The billable-hours, headcount-arbitrage model that built Bengaluru’s skyline is structurally broken. The question is no longer whether it breaks — the employment data from FY2026 has already answered that. The question is who rebuilds what’s next.
The firms that treat AI as a tool to augment their current model will survive, diminished. The firms that rebuild around AI as the delivery mechanism — with humans providing judgment, creativity, and domain expertise on top — might actually come out ahead. A smaller industry, but a more valuable one.
The workers caught in the middle deserve honesty, not reassurance. Adapt early, move up the value chain, and don’t wait for your firm to hand you a reskilling plan. That plan may arrive too late.
12. FAQ Section
Q: Is OpenAI directly competing with IT services companies like Infosys or TCS?
Not directly — yet. OpenAI builds the AI models and tools (like Codex, GPT-5.5, and A-SWE). IT services companies are clients of OpenAI in some cases, and competitors in others. The more accurate framing is that OpenAI’s tools are making the work that IT services companies sell dramatically cheaper to produce, which destroys the economic value of the service.
Q: Will AI completely replace IT outsourcing by 2030?
Unlikely completely, but significant contraction is already underway. India’s IT sector added 600,000 net jobs in FY2022. In FY2026, it added roughly 140,000 — an 86% drop. Complete elimination by 2030 assumes frictionless enterprise adoption, which rarely happens at scale. But the industry’s workforce model is being permanently downsized.
Q: Which IT services are most vulnerable to AI disruption?
The highest-risk areas are routine software development, QA and testing, BPO and data entry, basic tech support, and code documentation. Systems integration, AI implementation consulting, cybersecurity, and domain-specific advisory services are lower-risk or growing.

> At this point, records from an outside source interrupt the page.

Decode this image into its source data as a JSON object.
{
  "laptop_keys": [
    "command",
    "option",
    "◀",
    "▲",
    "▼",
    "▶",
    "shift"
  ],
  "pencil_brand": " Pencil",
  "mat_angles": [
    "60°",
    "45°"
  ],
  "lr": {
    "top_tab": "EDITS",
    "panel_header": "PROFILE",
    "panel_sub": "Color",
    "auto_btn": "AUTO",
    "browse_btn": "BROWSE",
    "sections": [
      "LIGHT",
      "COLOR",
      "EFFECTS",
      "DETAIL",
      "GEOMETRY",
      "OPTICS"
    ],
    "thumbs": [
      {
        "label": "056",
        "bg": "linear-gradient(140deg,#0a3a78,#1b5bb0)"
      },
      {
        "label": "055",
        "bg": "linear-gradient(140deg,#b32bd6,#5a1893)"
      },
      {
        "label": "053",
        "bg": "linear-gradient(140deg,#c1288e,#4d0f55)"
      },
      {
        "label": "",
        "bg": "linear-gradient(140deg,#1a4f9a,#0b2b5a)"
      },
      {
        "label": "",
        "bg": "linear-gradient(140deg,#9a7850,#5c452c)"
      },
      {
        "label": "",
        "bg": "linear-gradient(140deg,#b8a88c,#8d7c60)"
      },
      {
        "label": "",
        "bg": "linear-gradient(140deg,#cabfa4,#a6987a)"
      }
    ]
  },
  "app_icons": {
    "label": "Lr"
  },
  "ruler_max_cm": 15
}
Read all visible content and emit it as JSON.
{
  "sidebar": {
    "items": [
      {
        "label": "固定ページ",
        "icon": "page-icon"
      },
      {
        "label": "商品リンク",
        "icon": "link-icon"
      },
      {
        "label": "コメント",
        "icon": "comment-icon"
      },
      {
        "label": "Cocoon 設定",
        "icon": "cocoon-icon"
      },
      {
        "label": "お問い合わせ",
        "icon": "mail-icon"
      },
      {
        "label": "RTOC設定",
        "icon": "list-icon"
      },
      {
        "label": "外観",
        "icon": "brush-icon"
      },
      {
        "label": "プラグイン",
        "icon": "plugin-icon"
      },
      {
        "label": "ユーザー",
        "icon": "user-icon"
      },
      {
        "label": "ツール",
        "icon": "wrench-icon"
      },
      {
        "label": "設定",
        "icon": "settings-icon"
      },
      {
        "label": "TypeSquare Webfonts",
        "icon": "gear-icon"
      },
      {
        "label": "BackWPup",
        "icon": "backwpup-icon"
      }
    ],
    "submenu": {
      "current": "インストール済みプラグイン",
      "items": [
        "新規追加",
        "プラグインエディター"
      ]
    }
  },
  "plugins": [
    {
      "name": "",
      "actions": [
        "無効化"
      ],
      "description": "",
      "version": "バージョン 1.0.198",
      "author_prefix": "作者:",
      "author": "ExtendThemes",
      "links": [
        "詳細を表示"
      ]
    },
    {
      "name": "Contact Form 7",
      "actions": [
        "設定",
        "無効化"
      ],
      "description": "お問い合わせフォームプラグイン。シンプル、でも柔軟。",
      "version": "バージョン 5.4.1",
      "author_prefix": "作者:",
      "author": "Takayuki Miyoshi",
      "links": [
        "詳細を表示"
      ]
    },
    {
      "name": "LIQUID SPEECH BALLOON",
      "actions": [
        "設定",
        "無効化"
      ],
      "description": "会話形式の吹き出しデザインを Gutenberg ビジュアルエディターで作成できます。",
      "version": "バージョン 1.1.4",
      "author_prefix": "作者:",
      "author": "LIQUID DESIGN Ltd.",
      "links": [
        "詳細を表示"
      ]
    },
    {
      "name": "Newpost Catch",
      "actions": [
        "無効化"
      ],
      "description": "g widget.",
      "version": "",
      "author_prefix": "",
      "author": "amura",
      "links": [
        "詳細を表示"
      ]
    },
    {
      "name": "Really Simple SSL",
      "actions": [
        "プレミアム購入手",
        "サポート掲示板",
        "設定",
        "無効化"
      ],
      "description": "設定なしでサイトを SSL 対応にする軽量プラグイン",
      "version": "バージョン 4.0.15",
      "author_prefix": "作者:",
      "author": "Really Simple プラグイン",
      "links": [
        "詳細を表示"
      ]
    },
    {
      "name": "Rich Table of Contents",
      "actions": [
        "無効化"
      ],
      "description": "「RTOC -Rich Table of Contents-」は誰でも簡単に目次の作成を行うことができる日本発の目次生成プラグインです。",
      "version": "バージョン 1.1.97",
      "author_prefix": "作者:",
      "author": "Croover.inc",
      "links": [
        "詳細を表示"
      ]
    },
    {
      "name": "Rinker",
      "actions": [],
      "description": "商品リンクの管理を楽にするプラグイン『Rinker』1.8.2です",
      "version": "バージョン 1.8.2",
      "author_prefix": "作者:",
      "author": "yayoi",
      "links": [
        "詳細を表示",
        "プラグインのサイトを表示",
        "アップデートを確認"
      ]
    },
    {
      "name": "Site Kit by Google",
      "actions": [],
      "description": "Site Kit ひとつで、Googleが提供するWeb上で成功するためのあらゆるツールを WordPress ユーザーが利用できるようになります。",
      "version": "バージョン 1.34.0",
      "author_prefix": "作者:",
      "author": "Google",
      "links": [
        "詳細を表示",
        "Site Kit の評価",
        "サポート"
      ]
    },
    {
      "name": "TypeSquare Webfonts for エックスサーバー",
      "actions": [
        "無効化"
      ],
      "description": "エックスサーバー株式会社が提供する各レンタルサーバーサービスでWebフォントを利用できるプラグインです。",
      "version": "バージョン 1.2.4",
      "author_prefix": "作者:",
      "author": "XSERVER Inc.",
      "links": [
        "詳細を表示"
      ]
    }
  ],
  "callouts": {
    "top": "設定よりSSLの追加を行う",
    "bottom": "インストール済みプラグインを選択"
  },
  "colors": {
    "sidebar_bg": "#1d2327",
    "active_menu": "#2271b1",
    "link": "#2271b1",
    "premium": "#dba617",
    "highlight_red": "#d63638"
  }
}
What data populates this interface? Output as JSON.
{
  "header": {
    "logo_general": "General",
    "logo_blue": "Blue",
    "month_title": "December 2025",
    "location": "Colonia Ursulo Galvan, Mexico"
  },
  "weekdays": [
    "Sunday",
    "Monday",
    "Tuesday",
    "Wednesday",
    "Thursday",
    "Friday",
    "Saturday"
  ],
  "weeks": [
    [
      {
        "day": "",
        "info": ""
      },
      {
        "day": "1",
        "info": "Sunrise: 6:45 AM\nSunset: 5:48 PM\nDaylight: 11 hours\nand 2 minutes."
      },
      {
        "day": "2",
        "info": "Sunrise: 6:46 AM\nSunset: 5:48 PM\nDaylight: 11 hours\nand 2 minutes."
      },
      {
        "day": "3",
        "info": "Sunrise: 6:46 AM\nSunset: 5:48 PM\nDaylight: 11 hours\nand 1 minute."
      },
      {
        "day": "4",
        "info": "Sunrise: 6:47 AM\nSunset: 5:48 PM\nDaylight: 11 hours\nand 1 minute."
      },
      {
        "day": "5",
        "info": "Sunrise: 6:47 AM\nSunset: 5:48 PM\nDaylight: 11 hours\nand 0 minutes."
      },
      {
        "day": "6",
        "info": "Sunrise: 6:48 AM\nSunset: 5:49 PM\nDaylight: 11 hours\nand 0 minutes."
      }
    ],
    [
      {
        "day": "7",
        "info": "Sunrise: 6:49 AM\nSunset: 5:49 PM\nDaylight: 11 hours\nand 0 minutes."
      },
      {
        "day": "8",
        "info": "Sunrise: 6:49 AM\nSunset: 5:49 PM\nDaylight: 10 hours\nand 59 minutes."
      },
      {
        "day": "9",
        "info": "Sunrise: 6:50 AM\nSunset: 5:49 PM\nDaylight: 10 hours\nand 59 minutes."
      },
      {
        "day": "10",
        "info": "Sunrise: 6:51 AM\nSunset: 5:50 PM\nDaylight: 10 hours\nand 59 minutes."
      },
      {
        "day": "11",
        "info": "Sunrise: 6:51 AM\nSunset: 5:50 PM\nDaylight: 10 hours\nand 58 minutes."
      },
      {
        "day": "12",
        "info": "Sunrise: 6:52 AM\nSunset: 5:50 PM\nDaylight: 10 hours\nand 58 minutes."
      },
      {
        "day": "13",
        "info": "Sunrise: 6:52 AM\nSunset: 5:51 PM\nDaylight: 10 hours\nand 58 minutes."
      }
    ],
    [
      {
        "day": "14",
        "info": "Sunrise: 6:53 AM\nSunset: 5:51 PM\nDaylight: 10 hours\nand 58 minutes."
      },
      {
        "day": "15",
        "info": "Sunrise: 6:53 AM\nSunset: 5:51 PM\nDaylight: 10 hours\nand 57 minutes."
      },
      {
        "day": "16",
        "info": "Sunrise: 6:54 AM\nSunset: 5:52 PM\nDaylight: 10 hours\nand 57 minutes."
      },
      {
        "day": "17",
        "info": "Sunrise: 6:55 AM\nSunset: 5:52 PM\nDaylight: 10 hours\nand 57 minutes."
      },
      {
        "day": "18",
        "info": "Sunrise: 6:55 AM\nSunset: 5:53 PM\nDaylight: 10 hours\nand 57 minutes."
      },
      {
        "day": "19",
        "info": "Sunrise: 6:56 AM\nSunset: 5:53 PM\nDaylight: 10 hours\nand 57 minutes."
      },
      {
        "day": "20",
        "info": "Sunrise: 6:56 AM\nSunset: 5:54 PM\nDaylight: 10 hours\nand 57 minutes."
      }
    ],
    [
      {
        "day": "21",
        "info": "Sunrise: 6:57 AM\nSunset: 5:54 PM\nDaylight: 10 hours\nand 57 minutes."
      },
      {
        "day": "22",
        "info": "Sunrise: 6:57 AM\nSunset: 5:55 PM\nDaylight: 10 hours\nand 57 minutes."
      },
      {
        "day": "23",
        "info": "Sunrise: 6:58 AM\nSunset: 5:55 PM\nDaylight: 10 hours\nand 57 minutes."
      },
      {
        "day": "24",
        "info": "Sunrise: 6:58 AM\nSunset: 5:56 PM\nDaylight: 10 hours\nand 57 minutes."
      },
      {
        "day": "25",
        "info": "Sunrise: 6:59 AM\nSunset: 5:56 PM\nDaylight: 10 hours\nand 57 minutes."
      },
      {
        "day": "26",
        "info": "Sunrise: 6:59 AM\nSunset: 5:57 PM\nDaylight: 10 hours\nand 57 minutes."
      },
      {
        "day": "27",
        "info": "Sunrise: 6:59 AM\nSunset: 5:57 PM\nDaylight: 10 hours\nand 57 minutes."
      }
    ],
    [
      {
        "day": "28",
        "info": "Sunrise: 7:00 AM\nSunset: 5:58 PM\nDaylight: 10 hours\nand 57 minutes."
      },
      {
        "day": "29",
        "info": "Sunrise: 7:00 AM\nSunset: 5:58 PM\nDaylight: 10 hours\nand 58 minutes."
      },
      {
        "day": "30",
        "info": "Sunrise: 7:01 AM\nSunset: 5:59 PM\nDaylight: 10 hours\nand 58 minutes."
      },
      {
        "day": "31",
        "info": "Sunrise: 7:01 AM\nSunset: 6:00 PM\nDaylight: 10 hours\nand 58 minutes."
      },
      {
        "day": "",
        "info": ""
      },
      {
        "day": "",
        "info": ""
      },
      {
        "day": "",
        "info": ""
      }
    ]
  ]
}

Q: Are TCS and Infosys adapting to AI, or just cutting costs?
Both, but primarily the latter right now. TCS has set up a dedicated AI transformation unit and Infosys claims 200+ proprietary AI agents. Both are reporting productivity gains. But the layoffs have outpaced the new hiring by a wide margin, and their business models still fundamentally rely on human delivery teams. The adaptation is real but insufficient at current speed.
Q: What is OpenAI’s A-SWE, and why does it matter for IT services?
A-SWE (Agentic Software Engineer) is OpenAI’s AI system designed to autonomously build applications, fix bugs, write documentation, and handle QA — the entire software development lifecycle without human engineers. OpenAI’s CFO has explicitly described it as a replacement for software engineers, not an assistant. If deployed at enterprise scale, it directly eliminates the core service that mid-tier IT outsourcers provide.
Q: Should I be worried about my job in IT?
That depends on what your job involves. If your primary work is routine coding, ticket routing, manual testing, or report generation, the risk is real and growing. If you work in AI governance, cybersecurity, complex systems architecture, or senior consulting, demand is rising. The safest move is to understand which tier your role falls in and move proactively.
Q: How do AI agents compare to traditional outsourced developers in terms of cost?
One industry analysis described the marginal cost of AI coding agents as “essentially the cost of electricity.” Compare that to a mid-level Indian IT engineer billing at $40-80/hour to a Western client. For commodity coding tasks, the cost differential is already decisive. AI agents don’t bill for think time, meetings, or ramp-up. The economic case for human outsourcing on routine tasks is eroding fast.
Q: What’s the realistic timeline for this disruption?
The disruption is already happening (FY2026 data confirms it). The accelerating phase likely runs 2026-2029, as AI agent reliability improves and enterprise trust increases. A stabilization phase may follow as the industry restructures around higher-value services. “Complete replacement” timelines (by 2030, per some analysts) are likely too aggressive for complex enterprise work, but too optimistic for commodity IT services.